If you have no clue what I'm talking about Tom Oddo is the Fine Writing Specialist over at Goldpot Pens, he was also Geek of the Week back in late January at FPGeeks.com, in addition to running his own graphic and website design company, Oddoink.com. So as if he's not already busy enough, he's also a husband, father and marathon runner, he now has a new company InkJournal.com.
[You can click on any of the photos to enlarge for more detail]
So, exactly what is an InkJournal?
From the InkJournal website:
Any pen enthusiast that loves to explore a variety of inks for their pen will appreciate the simplicity and organization of the InkJournal.
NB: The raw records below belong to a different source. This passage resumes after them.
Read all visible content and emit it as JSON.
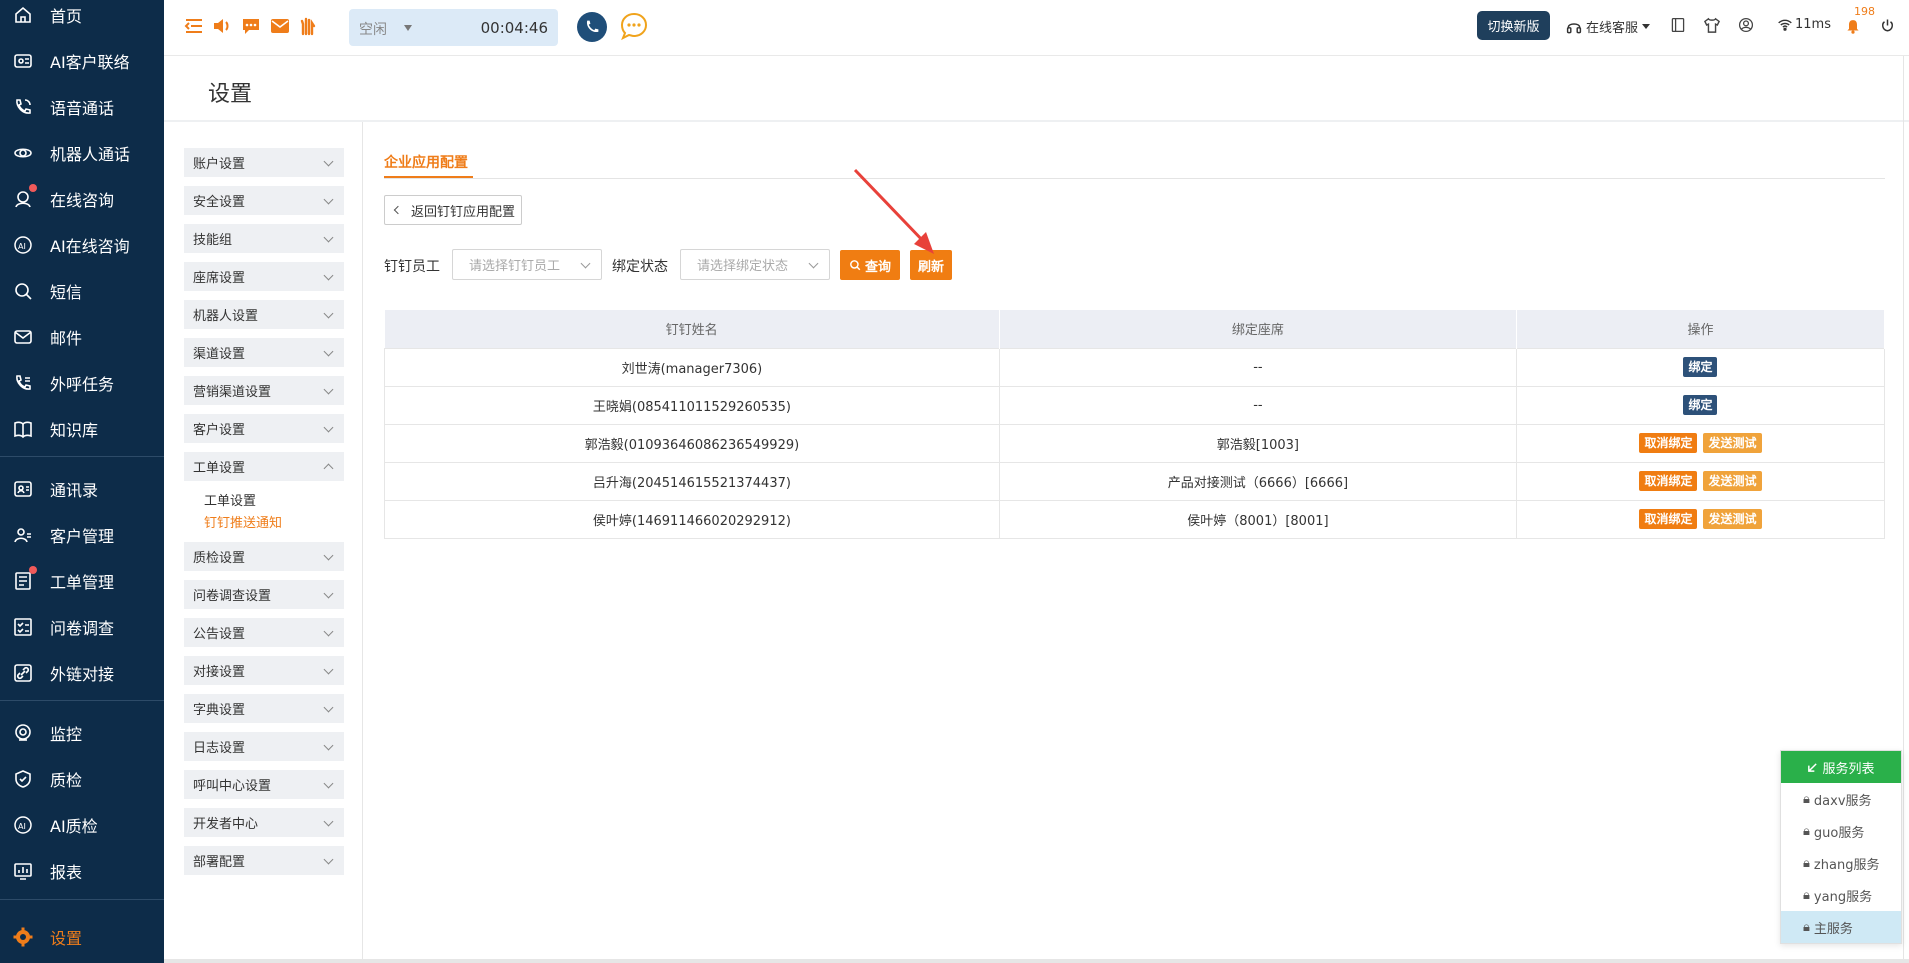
{
  "nav": {
    "items": [
      {
        "label": "首页",
        "icon": "home-icon"
      },
      {
        "label": "AI客户联络",
        "icon": "ai-contact-icon"
      },
      {
        "label": "语音通话",
        "icon": "phone-icon"
      },
      {
        "label": "机器人通话",
        "icon": "robot-icon"
      },
      {
        "label": "在线咨询",
        "icon": "online-chat-icon"
      },
      {
        "label": "AI在线咨询",
        "icon": "ai-chat-icon"
      },
      {
        "label": "短信",
        "icon": "sms-icon"
      },
      {
        "label": "邮件",
        "icon": "mail-icon"
      },
      {
        "label": "外呼任务",
        "icon": "outbound-icon"
      },
      {
        "label": "知识库",
        "icon": "book-icon"
      },
      {
        "label": "通讯录",
        "icon": "contacts-icon"
      },
      {
        "label": "客户管理",
        "icon": "customer-icon"
      },
      {
        "label": "工单管理",
        "icon": "ticket-icon"
      },
      {
        "label": "问卷调查",
        "icon": "survey-icon"
      },
      {
        "label": "外链对接",
        "icon": "link-icon"
      },
      {
        "label": "监控",
        "icon": "monitor-icon"
      },
      {
        "label": "质检",
        "icon": "quality-icon"
      },
      {
        "label": "AI质检",
        "icon": "ai-quality-icon"
      },
      {
        "label": "报表",
        "icon": "report-icon"
      },
      {
        "label": "设置",
        "icon": "gear-icon"
      }
    ]
  },
  "topbar": {
    "status": "空闲",
    "timer": "00:04:46",
    "new_version": "切换新版",
    "online_service": "在线客服",
    "latency": "11ms",
    "notifications": "198"
  },
  "page": {
    "title": "设置"
  },
  "settings_menu": {
    "items": [
      "账户设置",
      "安全设置",
      "技能组",
      "座席设置",
      "机器人设置",
      "渠道设置",
      "营销渠道设置",
      "客户设置",
      "工单设置",
      "质检设置",
      "问卷调查设置",
      "公告设置",
      "对接设置",
      "字典设置",
      "日志设置",
      "呼叫中心设置",
      "开发者中心",
      "部署配置"
    ],
    "sub_items": [
      "工单设置",
      "钉钉推送通知"
    ]
  },
  "content": {
    "tab": "企业应用配置",
    "back": "返回钉钉应用配置",
    "filter_employee_label": "钉钉员工",
    "filter_employee_placeholder": "请选择钉钉员工",
    "filter_status_label": "绑定状态",
    "filter_status_placeholder": "请选择绑定状态",
    "query": "查询",
    "refresh": "刷新"
  },
  "table": {
    "headers": [
      "钉钉姓名",
      "绑定座席",
      "操作"
    ],
    "rows": [
      {
        "name": "刘世涛(manager7306)",
        "seat": "--",
        "actions": [
          "绑定"
        ]
      },
      {
        "name": "王晓娟(085411011529260535)",
        "seat": "--",
        "actions": [
          "绑定"
        ]
      },
      {
        "name": "郭浩毅(01093646086236549929)",
        "seat": "郭浩毅[1003]",
        "actions": [
          "取消绑定",
          "发送测试"
        ]
      },
      {
        "name": "吕升海(204514615521374437)",
        "seat": "产品对接测试（6666）[6666]",
        "actions": [
          "取消绑定",
          "发送测试"
        ]
      },
      {
        "name": "侯叶婷(146911466020292912)",
        "seat": "侯叶婷（8001）[8001]",
        "actions": [
          "取消绑定",
          "发送测试"
        ]
      }
    ]
  },
  "service_list": {
    "title": "服务列表",
    "items": [
      "daxv服务",
      "guo服务",
      "zhang服务",
      "yang服务",
      "主服务"
    ]
  },
  "colors": {
    "accent": "#ef7d1a",
    "nav_bg": "#0d2c49",
    "bind": "#2d5179",
    "service_head": "#2ab04a"
  }
}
Prior to the InkJournal,
inks were recorded on the backs of notebooks, on index cards and loose
sheets of copier paper. Everyone would have their own method of
documenting. With the InkJournal, pen aficionados can now keep
their ink reviews all in one convenient, pocket-sized notebook and can
easily compare samples with fellow collectors.
Suggested Uses for the InkJournal
- Dedicate a notebook to your favorite ink colors.
- Dedicate a notebook to your favorite ink brand.
- Dedicate a notebook to your favorite color (i.e. blues, oranges, reds, greens, etc)
- Dedicate a notebook to using only one pen for all entries.
- Take an InkJournal (or two) with you to pen shows or pen collectors' meetings.
Each 3-pack of InkJournals comes with a nifty little card which has instructions on how to use your InkJournal on one side and a Quick Reference of Pen & Ink Terms on the other. Additionally, this card can be used to page the page that you are currently writing on to prevent any bleed-through to other pages.
The first page of the InkJournal is a table of contents, front and back, you can use this to list the name of the ink that you use on the corresponding page in the book for quick reference.
There is room for 15 inks in each book.
Made using 100% recycled paper, I did have some showthrough, a little bleedthrough and some feathering, but only with certain inks and certain nibs. In my opinion, that is the optimal result for testing how inks handle. Each one performs differently. Hmmm, you could even devote one to a specific ink and how it performs with different pens and nibs. Everyone has at least 15 fountain pens don't they?
I highly recommend these pocket-sized notebooks and look forward to using them in the future.